To: Mark S.
From: Geoffrey Klempner
Subject: Accounting for the truth of 'Santa Claus does not exist'
Date: 17 January 2008 12:49
Dear Mark,
Thank you for your email of 8 January, with your University of London Logic essay in response to the question, 'Is there a satisfactory account of the truth of the sentence "Santa Claus does not exist"?'
Your admiration for Naive Metaphysics puts you in a very small and exclusive club. The book was written by a 'Geoffrey Klempner' who no longer exists. I admire the work too, but the author and I are two different people.
About this essay: my first reaction was to wonder how much of this you would be able to reproduce if the question came up in an exam. It is an excellent piece of work.
But my job is to disagree, if I can.
I haven't studied much of Meinong but I like his theory, perhaps with a positive spin of my own. (If you can get to see a copy, Edo Pivcevic 'The Concept of Reality' Duckworth develops this spin into a full-blown theory.)
The idea that one is being objectionably 'Platonist' by admitting mythical entities, fictional entities, etc. just seems to me wrong.
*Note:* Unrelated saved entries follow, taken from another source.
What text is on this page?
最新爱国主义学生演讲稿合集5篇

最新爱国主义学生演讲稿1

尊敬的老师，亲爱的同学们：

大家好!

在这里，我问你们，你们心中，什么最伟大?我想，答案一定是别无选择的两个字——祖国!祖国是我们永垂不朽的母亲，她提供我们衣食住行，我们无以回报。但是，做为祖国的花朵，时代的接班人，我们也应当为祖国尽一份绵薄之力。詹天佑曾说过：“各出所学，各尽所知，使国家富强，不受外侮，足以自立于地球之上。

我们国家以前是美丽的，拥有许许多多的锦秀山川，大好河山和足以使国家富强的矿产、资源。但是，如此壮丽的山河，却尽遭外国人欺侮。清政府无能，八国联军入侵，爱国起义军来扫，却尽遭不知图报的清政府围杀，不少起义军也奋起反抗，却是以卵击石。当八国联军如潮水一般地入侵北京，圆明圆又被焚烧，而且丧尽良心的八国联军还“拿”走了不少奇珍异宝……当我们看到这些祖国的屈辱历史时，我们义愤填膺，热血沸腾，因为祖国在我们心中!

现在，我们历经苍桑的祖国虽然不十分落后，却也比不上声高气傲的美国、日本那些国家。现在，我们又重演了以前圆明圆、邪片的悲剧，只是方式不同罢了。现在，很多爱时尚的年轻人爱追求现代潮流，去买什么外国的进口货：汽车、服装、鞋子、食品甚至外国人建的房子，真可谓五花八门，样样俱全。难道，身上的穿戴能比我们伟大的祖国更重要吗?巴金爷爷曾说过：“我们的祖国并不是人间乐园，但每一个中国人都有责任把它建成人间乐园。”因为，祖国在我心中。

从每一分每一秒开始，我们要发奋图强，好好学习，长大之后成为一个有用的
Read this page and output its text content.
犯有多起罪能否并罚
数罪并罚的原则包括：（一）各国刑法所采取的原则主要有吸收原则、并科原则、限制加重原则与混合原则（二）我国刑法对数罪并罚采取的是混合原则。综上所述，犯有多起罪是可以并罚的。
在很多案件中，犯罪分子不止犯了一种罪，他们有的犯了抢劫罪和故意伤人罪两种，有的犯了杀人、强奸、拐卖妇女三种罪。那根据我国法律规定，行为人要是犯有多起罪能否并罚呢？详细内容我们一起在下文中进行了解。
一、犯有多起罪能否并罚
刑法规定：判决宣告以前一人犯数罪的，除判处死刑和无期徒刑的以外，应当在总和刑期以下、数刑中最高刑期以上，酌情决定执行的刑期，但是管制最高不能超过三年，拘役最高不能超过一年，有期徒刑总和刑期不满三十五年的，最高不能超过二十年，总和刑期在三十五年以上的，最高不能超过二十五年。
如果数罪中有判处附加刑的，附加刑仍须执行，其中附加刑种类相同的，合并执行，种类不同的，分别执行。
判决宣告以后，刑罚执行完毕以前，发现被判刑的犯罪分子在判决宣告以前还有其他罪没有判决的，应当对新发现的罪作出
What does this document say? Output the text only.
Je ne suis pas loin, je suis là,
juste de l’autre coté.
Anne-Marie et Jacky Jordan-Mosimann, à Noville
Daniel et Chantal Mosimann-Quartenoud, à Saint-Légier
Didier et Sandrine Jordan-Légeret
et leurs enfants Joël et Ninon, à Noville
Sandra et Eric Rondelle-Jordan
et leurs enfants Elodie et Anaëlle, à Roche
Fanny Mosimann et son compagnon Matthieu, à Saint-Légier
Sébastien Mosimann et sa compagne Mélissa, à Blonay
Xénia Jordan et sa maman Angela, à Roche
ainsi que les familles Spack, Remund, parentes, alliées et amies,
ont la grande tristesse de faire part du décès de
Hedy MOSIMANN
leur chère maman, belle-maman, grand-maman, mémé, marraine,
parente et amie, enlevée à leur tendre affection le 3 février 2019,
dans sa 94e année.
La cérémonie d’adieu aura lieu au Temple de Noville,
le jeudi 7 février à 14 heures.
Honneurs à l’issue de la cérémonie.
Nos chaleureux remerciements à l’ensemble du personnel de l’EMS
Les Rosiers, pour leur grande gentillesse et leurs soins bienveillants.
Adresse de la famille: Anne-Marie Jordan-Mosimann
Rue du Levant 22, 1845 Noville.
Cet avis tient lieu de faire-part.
There are objections to Platonism but this has nothing to do with it. Any object or thing you can make true statements about about exists. I think you hold this too, although you come up with a complicated story of two different kinds of 'intentions' etc. etc.
I don't see that this is necessary.
First, the fallacy imputed to Meinong (wrongly, I would guess, since Meinong was not a fool) regarding the meaning of the statement, 'Santa Claus does not exist'. We are assuming that there is only one kind of existence - namely, if you can make a true statement about a, then a exists.
When I say that SC does not exist, I am not making a statement about SC the mythical individual but rather a negative existential statement, quantifying over spatio-temporal particulars.
Similarly, 'There is no Green Gertha,' could be used in an appropriate context to make a negative existential statement, quantifying over mythical individuals. (Imagine that you falsely believe a story you read on the internet and I am setting you straight.)
(Yes, I agree that we usually use 'exists' to imply that the domain is that of spatio-temporal particulars but that is just a pragmatic feature of language. Perhaps in a Meinongian spirit one would wish for another term -- such as 'subsists' -- to signal that one has shifted the domain from the default one.)
I kind-of like Kripke's account of initial baptism and preservation of the chain of reference, and think that neither Dummett's nor Searle's criticisms are sufficient to refute the theory. Gareth Evans was finally persuaded of the 'tape recorder' point -- which tells against his earlier version of the 'causal theory' -- but I would question whether he was right about this.
It is about intentions, and nothing but intentions. Kripke fully accepts this. His theory is that when I use a name I *intend* to use it with the same reference as the person from whom I acquired the use of the name used it.
The argument is over whether such kinds of intentions can be successful, in the case where it there is no decision procedure which can be applied which yields the answer, yes or no. This is standard Dummett territory. In order to see this as a criticism one has to accept Dummett's strictures against a 'realist theory of meaning'. As you will discover in NM, I don't accept that the debate between the realist and anti-realist has anything to do with theories of meaning. Dummett is on the wrong track, period.
But (this is a big but) I also would not accept that there ultimately is a correct or incorrect 'theory' here. We can (and I would argue do) intend things Kripke's way but we can also have different intentions, which would be explained in terms of the cluster of descriptions theory. It all depends on the particular case. And many cases will indeed be undecidable. Philosophers of language are on soft ground; there is no 'fact of the matter', only a range of alternative interpretations.
That is why I would favour the approach which starts with the standard Davidsonian setup, asking what are the kinds of considerations that a radical translator would appeal to. They are many and varied, and depend crucially on the context in which the radical translation is carried out (as Putnam says, 'explanation is relative to interest'). McDowell's 'On the Sense and Reference of a Proper Name' would seem to be saying something along similar lines, but I am not claiming to expound McDowell.
You can deduce a lot from the choice of example. Santa Claus is a good example for massaging one's intuitions in favour of Searle. Imagine the newspaper headlines, 'Santa Claus does exist!' and the various possible scenarios which would prompt this. Other examples are more favourable to Kripke. A thousand years from now, I would wish it to be the case that when people talk of GK they mean the son of Paul and Edith Klempner and not the individual who satisfies some cluster of descriptions, who might either be the person writing these words or someone else. (I leave it to you to work out how to reconcile this with my earlier remark about GK.)
Finally, the proffered formal theory. I'm not a good person to comment on this, as I generally don't like formal theories when offered as 'solutions' to philosophical problems. Any deviation from classical logic and semantics requires a very strong argument and I don't think that such a deviation is warranted in the present case. But that's just my prejudiced view. Don't let it put you off, if formal semantics appeal to you.